Here a heatmap showing the correlation matrix. From the nice patterns we can guess there are some relations between the variables, some are similar to each other etc.
Here the distribution of the target variable, not much to say, it looks a bit like the lognormal distribution.
mean: 69.399, std: 67.241
A lot of features show a significative correlation with the target. I will keep only the most correlated ones for training the model.
This is however a very crude method for doing feature selection: Many features could also be strongly correlated between each others and therefore not adding information, or, not linearly correlated features could have a not-linear dependency with the target.
| Most correlated features | corr |
|---|---|
soil_grids_soc_5_15 |
0.518 |
soil_grids_soc_0_5 |
0.496 |
soil_grids_ocd_5_15 |
0.491 |
soil_grids_nitrogen_0_5 |
0.480 |
soil_olm_soc_b0 |
0.477 |
soil_grids_ocd_0_5 |
0.464 |
soil_olm_soc_b10 |
0.455 |
soil_grids_ocs_0_30 |
0.449 |
LST_Day_1km_09_mean |
-0.429 |
soil_grids_soc_15_30 |
0.424 |
I created a very simple pipeline: it just selects the given features, applies a standard scaler and trains the model.
The model is trained on train_df and tested on test_df, generated randomly.
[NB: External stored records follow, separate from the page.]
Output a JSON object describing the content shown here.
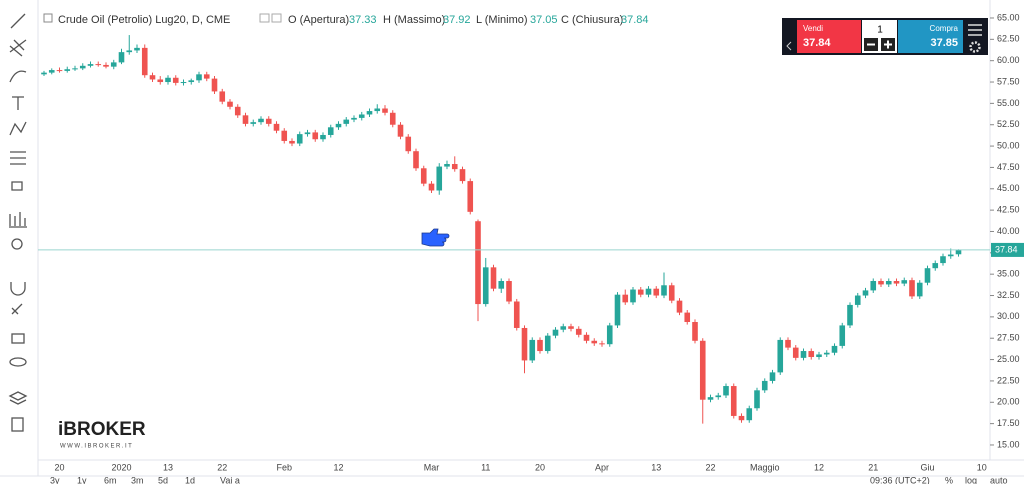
{
  "chart_data": {
    "type": "candlestick",
    "title": "Crude Oil (Petrolio) Lug20, D, CME",
    "ohlc_labels": [
      "O (Apertura)",
      "H (Massimo)",
      "L (Minimo)",
      "C (Chiusura)"
    ],
    "up_color": "#26a69a",
    "down_color": "#ef5350",
    "categories": [
      null,
      null,
      "20",
      null,
      null,
      null,
      null,
      null,
      null,
      null,
      "2020",
      null,
      null,
      null,
      null,
      null,
      "13",
      null,
      null,
      null,
      null,
      null,
      null,
      "22",
      null,
      null,
      null,
      null,
      null,
      null,
      null,
      "Feb",
      null,
      null,
      null,
      null,
      null,
      null,
      "12",
      null,
      null,
      null,
      null,
      null,
      null,
      null,
      null,
      null,
      null,
      null,
      "Mar",
      null,
      null,
      null,
      null,
      null,
      null,
      "11",
      null,
      null,
      null,
      null,
      null,
      null,
      "20",
      null,
      null,
      null,
      null,
      null,
      null,
      null,
      "Apr",
      null,
      null,
      null,
      null,
      null,
      null,
      "13",
      null,
      null,
      null,
      null,
      null,
      null,
      "22",
      null,
      null,
      null,
      null,
      null,
      null,
      "Maggio",
      null,
      null,
      null,
      null,
      null,
      null,
      "12",
      null,
      null,
      null,
      null,
      null,
      null,
      "21",
      null,
      null,
      null,
      null,
      null,
      null,
      "Giu",
      null,
      null,
      null,
      null,
      null,
      null,
      "10"
    ],
    "open": [
      58.4,
      58.6,
      58.9,
      58.8,
      59.0,
      59.1,
      59.4,
      59.6,
      59.5,
      59.3,
      59.8,
      61.0,
      61.2,
      61.5,
      58.3,
      57.8,
      57.5,
      58.0,
      57.4,
      57.5,
      57.7,
      58.4,
      57.9,
      56.4,
      55.2,
      54.6,
      53.6,
      52.6,
      52.8,
      53.2,
      52.6,
      51.8,
      50.6,
      50.3,
      51.4,
      51.6,
      50.8,
      51.3,
      52.2,
      52.6,
      53.1,
      53.3,
      53.7,
      54.1,
      54.4,
      53.9,
      52.5,
      51.1,
      49.4,
      47.4,
      45.6,
      44.8,
      47.6,
      47.9,
      47.3,
      45.9,
      41.2,
      31.5,
      35.8,
      33.3,
      34.2,
      31.8,
      28.7,
      24.9,
      27.3,
      26.0,
      27.8,
      28.5,
      28.9,
      28.6,
      27.9,
      27.2,
      26.9,
      26.8,
      29.0,
      32.6,
      31.7,
      33.2,
      32.6,
      33.3,
      32.5,
      33.7,
      31.9,
      30.5,
      29.4,
      27.2,
      20.3,
      20.6,
      20.8,
      21.9,
      18.4,
      17.9,
      19.3,
      21.4,
      22.5,
      23.5,
      27.3,
      26.4,
      25.2,
      26.0,
      25.3,
      25.6,
      25.8,
      26.6,
      29.0,
      31.4,
      32.5,
      33.1,
      34.2,
      33.8,
      34.2,
      33.9,
      34.3,
      32.4,
      34.0,
      35.7,
      36.3,
      37.1,
      37.33,
      null,
      null,
      null
    ],
    "high": [
      58.8,
      59.1,
      59.2,
      59.3,
      59.4,
      59.7,
      59.9,
      59.9,
      59.8,
      60.1,
      61.4,
      63.0,
      61.9,
      61.9,
      58.6,
      58.2,
      58.3,
      58.3,
      57.8,
      57.9,
      58.7,
      58.7,
      58.2,
      56.7,
      55.5,
      54.9,
      53.9,
      53.1,
      53.5,
      53.5,
      52.9,
      52.1,
      50.9,
      51.7,
      51.9,
      51.9,
      51.6,
      52.5,
      52.9,
      53.4,
      53.6,
      54.0,
      54.4,
      54.9,
      54.8,
      54.2,
      52.8,
      51.4,
      49.7,
      47.7,
      45.9,
      48.0,
      48.3,
      48.8,
      47.6,
      46.2,
      41.4,
      36.9,
      36.1,
      34.5,
      34.5,
      32.1,
      29.0,
      27.6,
      27.6,
      28.1,
      28.8,
      29.2,
      29.2,
      28.9,
      28.2,
      27.5,
      27.2,
      29.3,
      32.9,
      33.2,
      33.5,
      33.5,
      33.6,
      33.6,
      35.2,
      34.0,
      32.2,
      30.8,
      29.7,
      27.5,
      20.9,
      21.1,
      22.2,
      22.2,
      18.7,
      19.6,
      21.7,
      22.8,
      23.8,
      27.6,
      27.6,
      26.7,
      26.3,
      26.3,
      25.9,
      26.1,
      26.9,
      29.3,
      31.7,
      32.8,
      33.4,
      34.5,
      34.5,
      34.5,
      34.5,
      34.6,
      34.6,
      34.3,
      36.0,
      36.6,
      37.4,
      38.0,
      37.92,
      null,
      null,
      null
    ],
    "low": [
      58.2,
      58.4,
      58.6,
      58.6,
      58.8,
      58.9,
      59.2,
      59.3,
      59.1,
      59.0,
      59.6,
      60.7,
      60.9,
      58.0,
      57.5,
      57.2,
      57.2,
      57.1,
      57.1,
      57.2,
      57.4,
      57.6,
      56.1,
      54.9,
      54.3,
      53.3,
      52.3,
      52.3,
      52.5,
      52.3,
      51.5,
      50.3,
      50.0,
      50.0,
      51.1,
      50.5,
      50.5,
      51.0,
      51.9,
      52.3,
      52.8,
      53.0,
      53.4,
      53.8,
      53.6,
      52.2,
      50.8,
      49.1,
      47.1,
      45.3,
      44.5,
      44.3,
      47.3,
      47.0,
      45.6,
      42.0,
      29.5,
      31.2,
      33.0,
      32.8,
      31.5,
      28.4,
      23.4,
      24.6,
      25.7,
      25.7,
      27.5,
      28.2,
      28.3,
      27.6,
      26.9,
      26.6,
      26.5,
      26.5,
      28.7,
      31.4,
      31.4,
      32.3,
      32.3,
      32.2,
      32.2,
      31.6,
      30.2,
      29.1,
      26.9,
      17.5,
      20.0,
      20.3,
      20.5,
      18.1,
      17.6,
      17.6,
      19.0,
      21.1,
      22.2,
      23.2,
      26.1,
      24.9,
      24.9,
      25.0,
      25.0,
      25.3,
      25.5,
      26.3,
      28.7,
      31.1,
      32.2,
      32.8,
      33.5,
      33.5,
      33.6,
      33.6,
      32.1,
      32.1,
      33.7,
      35.4,
      36.0,
      36.8,
      37.05,
      null,
      null,
      null
    ],
    "close": [
      58.6,
      58.9,
      58.8,
      59.0,
      59.1,
      59.4,
      59.6,
      59.5,
      59.3,
      59.8,
      61.0,
      61.2,
      61.5,
      58.3,
      57.8,
      57.5,
      58.0,
      57.4,
      57.5,
      57.7,
      58.4,
      57.9,
      56.4,
      55.2,
      54.6,
      53.6,
      52.6,
      52.8,
      53.2,
      52.6,
      51.8,
      50.6,
      50.3,
      51.4,
      51.6,
      50.8,
      51.3,
      52.2,
      52.6,
      53.1,
      53.3,
      53.7,
      54.1,
      54.4,
      53.9,
      52.5,
      51.1,
      49.4,
      47.4,
      45.6,
      44.8,
      47.6,
      47.9,
      47.3,
      45.9,
      42.3,
      31.5,
      35.8,
      33.3,
      34.2,
      31.8,
      28.7,
      24.9,
      27.3,
      26.0,
      27.8,
      28.5,
      28.9,
      28.6,
      27.9,
      27.2,
      26.9,
      26.8,
      29.0,
      32.6,
      31.7,
      33.2,
      32.6,
      33.3,
      32.5,
      33.7,
      31.9,
      30.5,
      29.4,
      27.2,
      20.3,
      20.6,
      20.8,
      21.9,
      18.4,
      17.9,
      19.3,
      21.4,
      22.5,
      23.5,
      27.3,
      26.4,
      25.2,
      26.0,
      25.3,
      25.6,
      25.8,
      26.6,
      29.0,
      31.4,
      32.5,
      33.1,
      34.2,
      33.8,
      34.2,
      33.9,
      34.3,
      32.4,
      34.0,
      35.7,
      36.3,
      37.1,
      37.3,
      37.84,
      null,
      null,
      null
    ],
    "ylim": [
      13.24,
      66.52
    ],
    "yticks": [
      {
        "value": 15,
        "label": "15.00"
      },
      {
        "value": 17.5,
        "label": "17.50"
      },
      {
        "value": 20,
        "label": "20.00"
      },
      {
        "value": 22.5,
        "label": "22.50"
      },
      {
        "value": 25,
        "label": "25.00"
      },
      {
        "value": 27.5,
        "label": "27.50"
      },
      {
        "value": 30,
        "label": "30.00"
      },
      {
        "value": 32.5,
        "label": "32.50"
      },
      {
        "value": 35,
        "label": "35.00"
      },
      {
        "value": 37.5,
        "label": "37.50"
      },
      {
        "value": 40,
        "label": "40.00"
      },
      {
        "value": 42.5,
        "label": "42.50"
      },
      {
        "value": 45,
        "label": "45.00"
      },
      {
        "value": 47.5,
        "label": "47.50"
      },
      {
        "value": 50,
        "label": "50.00"
      },
      {
        "value": 52.5,
        "label": "52.50"
      },
      {
        "value": 55,
        "label": "55.00"
      },
      {
        "value": 57.5,
        "label": "57.50"
      },
      {
        "value": 60,
        "label": "60.00"
      },
      {
        "value": 62.5,
        "label": "62.50"
      },
      {
        "value": 65,
        "label": "65.00"
      }
    ],
    "grid": false
  },
  "trade_panel": {
    "sell_label": "Vendi",
    "sell_price": "37.84",
    "quantity": "1",
    "buy_label": "Compra",
    "buy_price": "37.85"
  },
  "watermark": {
    "brand": "iBROKER",
    "site": "WWW.IBROKER.IT"
  },
  "bottom_bar": {
    "ranges": [
      "3y",
      "1y",
      "6m",
      "3m",
      "5d",
      "1d"
    ],
    "goto": "Vai a",
    "clock": "09:36 (UTC+2)",
    "percent": "%",
    "log": "log",
    "auto": "auto"
  }
}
No cross-validation or fancy stuff.
Some evaluation metrics are also computed: rmse, mae and r2.
Here the output for two example models, linear regression and random forest:
Linear Regressor
rmse: 53.925, mae: 31.834, r2: 0.366
Random Forest
rmse: 52.310, mae: 31.278, r2: 0.403
We can see that the random forest performs better.
Both rmses are less than the target std, but far from 0.